Being aware that they will have the support of many Christians in the region, Israeli politicians are also stressing the religious factor. When they speak about the threat of terrorism, they mean "Islamic terrorism." During the Gaza events, a Bosnian Serb website, "Serbian Cetnik," offered "full support to the Israeli people from Republika Srpska" and stressed, "We have the same enemies!" In Serbia, Serbiana.com made known that "during the raid on the Muslim terror ship, Israeli commandos arrested a Bosnian Muslim national of Syrian origin." There was a reflection of such an approach even in Russia. During the attack on Gaza, Moscow's Pravda, under the headline "Israel, you are Serbia now!" called on Israel "to grow up and face reality." "You already have the double advantage, having one in three of your citizens of Russian background," so that "there is only one block of nations with whom you have any chance: the Orthodox nations."

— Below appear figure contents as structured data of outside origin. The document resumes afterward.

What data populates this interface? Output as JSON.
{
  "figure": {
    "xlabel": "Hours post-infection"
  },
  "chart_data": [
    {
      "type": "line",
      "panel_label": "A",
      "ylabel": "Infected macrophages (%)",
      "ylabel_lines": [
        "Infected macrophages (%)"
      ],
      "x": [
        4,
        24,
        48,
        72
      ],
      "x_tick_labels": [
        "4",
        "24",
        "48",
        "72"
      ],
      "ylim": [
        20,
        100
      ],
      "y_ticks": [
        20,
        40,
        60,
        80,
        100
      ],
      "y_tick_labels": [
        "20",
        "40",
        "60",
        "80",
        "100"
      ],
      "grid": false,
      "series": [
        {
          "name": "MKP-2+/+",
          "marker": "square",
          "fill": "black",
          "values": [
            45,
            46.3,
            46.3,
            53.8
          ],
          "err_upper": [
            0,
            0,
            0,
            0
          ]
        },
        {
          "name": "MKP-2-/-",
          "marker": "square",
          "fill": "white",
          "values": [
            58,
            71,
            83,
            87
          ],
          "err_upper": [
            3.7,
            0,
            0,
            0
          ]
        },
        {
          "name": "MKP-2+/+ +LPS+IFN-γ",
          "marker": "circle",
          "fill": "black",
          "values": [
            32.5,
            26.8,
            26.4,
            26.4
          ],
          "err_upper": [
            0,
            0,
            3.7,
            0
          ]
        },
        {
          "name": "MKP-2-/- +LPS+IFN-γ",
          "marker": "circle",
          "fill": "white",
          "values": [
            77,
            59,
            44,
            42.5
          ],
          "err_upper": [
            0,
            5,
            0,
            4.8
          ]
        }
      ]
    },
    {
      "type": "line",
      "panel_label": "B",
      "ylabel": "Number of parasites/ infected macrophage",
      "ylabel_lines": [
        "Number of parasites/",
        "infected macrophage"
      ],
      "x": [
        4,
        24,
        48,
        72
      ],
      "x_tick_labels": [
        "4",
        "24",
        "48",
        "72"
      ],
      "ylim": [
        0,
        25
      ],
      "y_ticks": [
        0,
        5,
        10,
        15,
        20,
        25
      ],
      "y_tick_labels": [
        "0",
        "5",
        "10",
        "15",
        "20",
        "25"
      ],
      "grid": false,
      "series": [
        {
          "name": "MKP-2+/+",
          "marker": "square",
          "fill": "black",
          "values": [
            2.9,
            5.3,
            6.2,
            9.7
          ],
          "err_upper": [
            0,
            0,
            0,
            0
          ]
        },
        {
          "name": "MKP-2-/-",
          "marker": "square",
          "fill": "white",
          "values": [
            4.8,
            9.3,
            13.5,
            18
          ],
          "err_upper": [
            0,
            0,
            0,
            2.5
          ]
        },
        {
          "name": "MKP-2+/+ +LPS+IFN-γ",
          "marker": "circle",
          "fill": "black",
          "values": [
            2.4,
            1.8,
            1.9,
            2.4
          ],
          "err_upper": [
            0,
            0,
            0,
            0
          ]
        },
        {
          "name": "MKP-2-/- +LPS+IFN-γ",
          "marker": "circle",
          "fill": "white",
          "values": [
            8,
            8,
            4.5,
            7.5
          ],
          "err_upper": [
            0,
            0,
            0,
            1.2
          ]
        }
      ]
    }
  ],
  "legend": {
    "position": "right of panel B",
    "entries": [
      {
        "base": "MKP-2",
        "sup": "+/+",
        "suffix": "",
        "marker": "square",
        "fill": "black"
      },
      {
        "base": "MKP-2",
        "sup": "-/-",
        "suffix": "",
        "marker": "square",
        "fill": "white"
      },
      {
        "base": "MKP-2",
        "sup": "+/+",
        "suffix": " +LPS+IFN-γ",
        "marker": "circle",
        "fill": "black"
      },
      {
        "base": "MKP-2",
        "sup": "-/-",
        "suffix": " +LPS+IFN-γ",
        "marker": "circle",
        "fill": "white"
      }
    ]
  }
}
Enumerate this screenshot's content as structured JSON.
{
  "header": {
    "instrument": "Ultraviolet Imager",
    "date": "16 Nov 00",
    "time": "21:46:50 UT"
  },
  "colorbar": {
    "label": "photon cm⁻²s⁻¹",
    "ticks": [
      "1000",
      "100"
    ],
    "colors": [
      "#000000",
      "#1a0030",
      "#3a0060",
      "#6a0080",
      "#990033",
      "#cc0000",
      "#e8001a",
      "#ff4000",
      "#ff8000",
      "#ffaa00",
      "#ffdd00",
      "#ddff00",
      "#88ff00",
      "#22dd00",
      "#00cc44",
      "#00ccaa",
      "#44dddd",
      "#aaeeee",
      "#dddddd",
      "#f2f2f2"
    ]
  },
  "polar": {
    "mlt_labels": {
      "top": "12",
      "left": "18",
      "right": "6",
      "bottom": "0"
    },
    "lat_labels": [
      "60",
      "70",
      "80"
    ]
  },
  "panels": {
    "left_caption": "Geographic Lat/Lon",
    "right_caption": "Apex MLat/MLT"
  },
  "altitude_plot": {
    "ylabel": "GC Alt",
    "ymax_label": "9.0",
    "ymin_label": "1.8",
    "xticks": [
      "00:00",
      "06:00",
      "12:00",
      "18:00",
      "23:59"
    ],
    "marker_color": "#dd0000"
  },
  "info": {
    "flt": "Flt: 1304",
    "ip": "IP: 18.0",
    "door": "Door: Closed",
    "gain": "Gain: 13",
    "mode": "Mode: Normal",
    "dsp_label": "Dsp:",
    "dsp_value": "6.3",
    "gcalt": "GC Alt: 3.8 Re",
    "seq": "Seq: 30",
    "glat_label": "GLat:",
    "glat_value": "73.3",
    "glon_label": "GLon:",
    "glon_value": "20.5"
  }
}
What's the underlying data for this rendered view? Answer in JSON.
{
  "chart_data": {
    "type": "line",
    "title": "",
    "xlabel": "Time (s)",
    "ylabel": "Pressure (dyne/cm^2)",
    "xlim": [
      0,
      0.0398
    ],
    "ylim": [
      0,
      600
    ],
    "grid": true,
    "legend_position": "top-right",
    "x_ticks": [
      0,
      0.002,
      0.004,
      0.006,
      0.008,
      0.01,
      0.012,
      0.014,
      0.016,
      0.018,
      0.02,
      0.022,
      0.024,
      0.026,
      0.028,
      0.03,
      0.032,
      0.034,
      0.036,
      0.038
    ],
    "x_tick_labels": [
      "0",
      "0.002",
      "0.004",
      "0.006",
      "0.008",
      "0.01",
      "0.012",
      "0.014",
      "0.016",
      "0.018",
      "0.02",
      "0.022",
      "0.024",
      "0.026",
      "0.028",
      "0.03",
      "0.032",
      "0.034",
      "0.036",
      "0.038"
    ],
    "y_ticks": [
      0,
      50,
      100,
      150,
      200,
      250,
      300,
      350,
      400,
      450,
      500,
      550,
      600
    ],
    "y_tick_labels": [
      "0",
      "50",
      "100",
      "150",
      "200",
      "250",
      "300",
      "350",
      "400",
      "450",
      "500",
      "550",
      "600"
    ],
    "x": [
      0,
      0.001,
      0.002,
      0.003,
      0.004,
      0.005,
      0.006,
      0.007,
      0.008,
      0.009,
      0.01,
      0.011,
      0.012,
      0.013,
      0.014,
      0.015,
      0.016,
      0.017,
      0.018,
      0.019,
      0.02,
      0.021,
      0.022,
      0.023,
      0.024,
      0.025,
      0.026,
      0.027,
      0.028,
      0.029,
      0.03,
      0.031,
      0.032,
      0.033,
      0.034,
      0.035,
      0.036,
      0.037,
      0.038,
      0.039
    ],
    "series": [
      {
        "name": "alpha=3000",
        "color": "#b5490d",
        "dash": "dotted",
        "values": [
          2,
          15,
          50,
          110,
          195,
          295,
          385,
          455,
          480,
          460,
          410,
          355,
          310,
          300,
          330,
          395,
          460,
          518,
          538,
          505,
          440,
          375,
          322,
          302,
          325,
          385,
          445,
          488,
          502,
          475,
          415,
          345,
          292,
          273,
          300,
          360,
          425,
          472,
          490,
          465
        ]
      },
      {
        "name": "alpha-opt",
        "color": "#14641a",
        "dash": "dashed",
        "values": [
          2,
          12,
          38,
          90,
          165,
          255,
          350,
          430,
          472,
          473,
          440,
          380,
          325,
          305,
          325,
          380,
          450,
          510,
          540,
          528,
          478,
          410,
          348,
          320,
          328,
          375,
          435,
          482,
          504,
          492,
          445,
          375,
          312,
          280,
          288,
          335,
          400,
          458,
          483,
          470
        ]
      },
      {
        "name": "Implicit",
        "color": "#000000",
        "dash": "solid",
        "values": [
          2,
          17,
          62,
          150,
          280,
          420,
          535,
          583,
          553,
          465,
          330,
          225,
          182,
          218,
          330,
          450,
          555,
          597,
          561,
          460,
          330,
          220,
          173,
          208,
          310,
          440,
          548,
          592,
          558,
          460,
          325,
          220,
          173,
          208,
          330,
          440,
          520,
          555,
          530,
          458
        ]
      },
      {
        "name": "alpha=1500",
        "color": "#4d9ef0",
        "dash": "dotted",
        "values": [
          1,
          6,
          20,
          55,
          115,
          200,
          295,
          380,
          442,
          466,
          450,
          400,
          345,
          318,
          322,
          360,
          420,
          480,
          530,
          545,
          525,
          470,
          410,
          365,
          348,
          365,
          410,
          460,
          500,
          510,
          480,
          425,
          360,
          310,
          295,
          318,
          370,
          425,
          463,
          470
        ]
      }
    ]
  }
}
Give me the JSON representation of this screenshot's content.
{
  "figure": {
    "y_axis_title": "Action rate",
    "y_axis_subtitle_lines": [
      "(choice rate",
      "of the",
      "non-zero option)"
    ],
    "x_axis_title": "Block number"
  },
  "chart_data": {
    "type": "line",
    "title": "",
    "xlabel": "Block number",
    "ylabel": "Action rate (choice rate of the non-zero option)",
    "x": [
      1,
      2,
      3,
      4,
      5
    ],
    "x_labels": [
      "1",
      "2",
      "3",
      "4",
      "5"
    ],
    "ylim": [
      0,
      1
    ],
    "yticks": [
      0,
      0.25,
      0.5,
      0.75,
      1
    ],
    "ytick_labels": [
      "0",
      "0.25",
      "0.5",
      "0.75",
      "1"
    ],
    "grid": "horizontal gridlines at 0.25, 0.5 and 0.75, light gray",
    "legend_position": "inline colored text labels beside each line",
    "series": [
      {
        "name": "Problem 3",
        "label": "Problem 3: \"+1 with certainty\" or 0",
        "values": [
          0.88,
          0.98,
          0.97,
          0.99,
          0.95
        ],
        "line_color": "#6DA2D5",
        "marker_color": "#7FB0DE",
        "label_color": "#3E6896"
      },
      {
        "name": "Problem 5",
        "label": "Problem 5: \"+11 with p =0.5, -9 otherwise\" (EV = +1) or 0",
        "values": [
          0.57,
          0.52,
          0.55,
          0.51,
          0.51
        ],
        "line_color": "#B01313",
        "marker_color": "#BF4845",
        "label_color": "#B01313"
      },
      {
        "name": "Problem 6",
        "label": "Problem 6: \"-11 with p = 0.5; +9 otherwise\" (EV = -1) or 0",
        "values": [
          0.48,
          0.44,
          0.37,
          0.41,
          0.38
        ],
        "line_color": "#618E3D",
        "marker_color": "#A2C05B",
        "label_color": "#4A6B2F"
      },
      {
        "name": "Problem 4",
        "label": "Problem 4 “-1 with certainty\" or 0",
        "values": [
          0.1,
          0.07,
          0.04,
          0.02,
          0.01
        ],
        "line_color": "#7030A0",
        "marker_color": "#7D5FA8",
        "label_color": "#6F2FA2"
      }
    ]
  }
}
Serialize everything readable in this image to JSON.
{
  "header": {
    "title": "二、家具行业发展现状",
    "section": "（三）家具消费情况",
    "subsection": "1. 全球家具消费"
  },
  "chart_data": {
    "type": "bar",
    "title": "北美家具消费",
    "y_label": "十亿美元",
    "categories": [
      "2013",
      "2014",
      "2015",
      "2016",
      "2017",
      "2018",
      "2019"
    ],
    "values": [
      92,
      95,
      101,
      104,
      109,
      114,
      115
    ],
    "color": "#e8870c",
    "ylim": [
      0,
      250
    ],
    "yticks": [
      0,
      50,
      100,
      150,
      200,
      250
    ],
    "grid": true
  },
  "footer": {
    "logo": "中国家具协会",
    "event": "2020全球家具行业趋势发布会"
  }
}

Getting back to Lieberman's warning to the Macedonians about the threat of a global jihad recruiting "Bosnian Muslims and Albanians in Kosovo and Macedonia," it reminded me of the so-called "Green Transversal," almost the same geographic line invented in Belgrade before the wars of the 1990s. It was the direction from which all dangers emanate and come to the Balkans and further towards Europe -- namely, from Turkey, Iran, Saudi Arabia and elsewhere. Reading between the lines, I saw that his intention was to say that terrorism is somewhere other than in Israel and that it is perpetuated by someone other than the Israeli administration.

 


*Hajrudin Somun is the former ambassador of Bosnia and Herzegovina to Turkey and a lecturer of the history of diplomacy at Philip Noel-Baker International University in Sarajevo.